Estamos perdiendo el tiempo los que propugnamos que, como mandaría el sentido común en toda democracia, nuestros representantes, a los que escogemos y pagamos para ello, se entiendan y solucionen nuestros problemas, en lugar de transferirnos los de sus partidos.

De hecho, viendo lo visto, he decidido dejar caer los brazos y que me arreen los puñetazos que quieran el resto del combate. Más aún, no voy a perder el tiempo de nuevo en sugerir que la política española aprenda algo de la tradición pactista de otros parlamentos europeos. Directamente, lo que propongo ya es que se haga un estudio serio, científico, sobre la retórica, mecanismos y medios que se emplean en España para no escucharnos los unos a los otros lo más mínimo. Que no es fácil, ¿eh? Porque al nivel a donde hemos llegado en esta piel de toro, cuesta menos trabajo admitir que el adversario puede tener algo de razón en algún momento de su larguísima vida que mantener el actual y cansino clima de encabronamiento (la RAE hace tiempo que admitió el término «encabronar», lo que ya dice mucho de a dónde hemos llegado).

Se trata de métodos que bien conocen los psicólogos.

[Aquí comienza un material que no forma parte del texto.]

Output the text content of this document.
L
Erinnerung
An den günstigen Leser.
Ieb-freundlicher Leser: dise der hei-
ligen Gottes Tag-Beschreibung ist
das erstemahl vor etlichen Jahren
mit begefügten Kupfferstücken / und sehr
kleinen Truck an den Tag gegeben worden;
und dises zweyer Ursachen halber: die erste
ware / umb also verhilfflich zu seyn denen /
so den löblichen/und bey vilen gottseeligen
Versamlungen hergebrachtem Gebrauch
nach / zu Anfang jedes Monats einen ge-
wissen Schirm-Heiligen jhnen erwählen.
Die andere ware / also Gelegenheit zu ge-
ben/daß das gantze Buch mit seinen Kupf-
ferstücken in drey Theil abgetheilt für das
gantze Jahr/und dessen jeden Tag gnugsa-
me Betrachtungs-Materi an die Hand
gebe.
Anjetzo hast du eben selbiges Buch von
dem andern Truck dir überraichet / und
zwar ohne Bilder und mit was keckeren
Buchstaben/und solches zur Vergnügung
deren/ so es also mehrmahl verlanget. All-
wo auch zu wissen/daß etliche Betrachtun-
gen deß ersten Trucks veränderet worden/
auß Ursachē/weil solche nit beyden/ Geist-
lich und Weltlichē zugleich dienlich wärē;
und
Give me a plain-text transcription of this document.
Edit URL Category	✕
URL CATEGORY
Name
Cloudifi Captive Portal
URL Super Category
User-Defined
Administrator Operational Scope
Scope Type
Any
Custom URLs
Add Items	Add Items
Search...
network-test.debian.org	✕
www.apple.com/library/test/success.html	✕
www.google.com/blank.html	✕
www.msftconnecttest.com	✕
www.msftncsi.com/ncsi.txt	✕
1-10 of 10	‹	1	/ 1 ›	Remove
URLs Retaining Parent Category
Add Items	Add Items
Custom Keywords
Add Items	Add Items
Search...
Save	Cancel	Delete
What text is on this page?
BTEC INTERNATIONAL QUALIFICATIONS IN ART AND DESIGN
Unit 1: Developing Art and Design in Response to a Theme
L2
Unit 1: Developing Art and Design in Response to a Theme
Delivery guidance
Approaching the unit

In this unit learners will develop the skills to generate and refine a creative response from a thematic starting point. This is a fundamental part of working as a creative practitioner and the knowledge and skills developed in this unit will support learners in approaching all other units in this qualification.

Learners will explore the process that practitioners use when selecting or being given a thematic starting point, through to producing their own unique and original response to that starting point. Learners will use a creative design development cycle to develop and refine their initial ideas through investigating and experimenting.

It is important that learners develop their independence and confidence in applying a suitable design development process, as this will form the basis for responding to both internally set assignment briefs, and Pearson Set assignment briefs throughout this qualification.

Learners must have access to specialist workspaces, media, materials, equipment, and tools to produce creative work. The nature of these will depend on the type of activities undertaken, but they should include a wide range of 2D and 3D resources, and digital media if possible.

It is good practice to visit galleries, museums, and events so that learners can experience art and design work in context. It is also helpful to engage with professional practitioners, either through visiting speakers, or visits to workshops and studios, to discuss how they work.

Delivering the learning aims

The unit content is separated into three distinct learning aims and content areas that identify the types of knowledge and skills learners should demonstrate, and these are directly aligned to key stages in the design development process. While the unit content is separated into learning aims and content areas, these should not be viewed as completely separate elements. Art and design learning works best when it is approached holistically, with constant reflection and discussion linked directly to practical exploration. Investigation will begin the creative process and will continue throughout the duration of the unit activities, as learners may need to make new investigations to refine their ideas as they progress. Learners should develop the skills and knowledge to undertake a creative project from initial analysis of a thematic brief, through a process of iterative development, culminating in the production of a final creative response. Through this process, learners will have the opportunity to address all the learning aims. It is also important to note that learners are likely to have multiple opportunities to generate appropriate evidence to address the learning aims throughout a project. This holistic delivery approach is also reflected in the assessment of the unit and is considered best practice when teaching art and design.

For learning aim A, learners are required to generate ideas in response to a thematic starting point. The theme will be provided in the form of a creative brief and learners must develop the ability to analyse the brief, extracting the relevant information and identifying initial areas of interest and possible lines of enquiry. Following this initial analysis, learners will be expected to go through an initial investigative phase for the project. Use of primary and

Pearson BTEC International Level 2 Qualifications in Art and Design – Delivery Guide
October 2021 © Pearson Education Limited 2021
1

Uno de ellos consiste en lanzar un reproche tan duro como ambiguo, que es imposible de contestar y que envenena a partir de ahí todo diálogo. Otro se trata de pedirle al contrario: «Tranquilizate», pero alzando el tono. Me decía mi amigo y psiquiatra Juan Antonio Romero que pocas cosas son más enervantes que exigir calma a gritos. Hagan la prueba, tendrán una discusión segura. Y otro método para el desencuentro: cuando uno propone algo, la otra persona lo rechaza basándose en una anécdota extrema. Por ejemplo: «¿Abrimos una cerveza?». «Un primo mío una vez se cortó los tendones de la mano con la chapa». «¿Una copa de vino?». «Un vecino hace años se dislocó la muñeca con el sacacorchos». «¿Un vasito de agua?». «¡Uy! La de personas que se atragantan con el agua fría»...

¿Y cuál es el mal de fondo de este clima de desencuentro, especialmente en política? Decía Manuel Vicent recientemente que se ha sustuido al «adversario», con el que no se coincide pero al que al menos se respeta, por el «enemigo», al que simplemente se le odia.

Así, creo que hay que estudiar con seriedad y desde las distintas ciencias sociales y hasta médicas este fenómeno español, desatado especialmente en la última década, del «arte de no llegar a ninguna parte». Por lo menos así alguien sacará algún doctorado en Psicología y Neuropsicología, en Sociología, en Política... No sé, algo es algo. Lo digo solo por ser positivo, para ver qué se puede rascar de este estado de encabronamiento.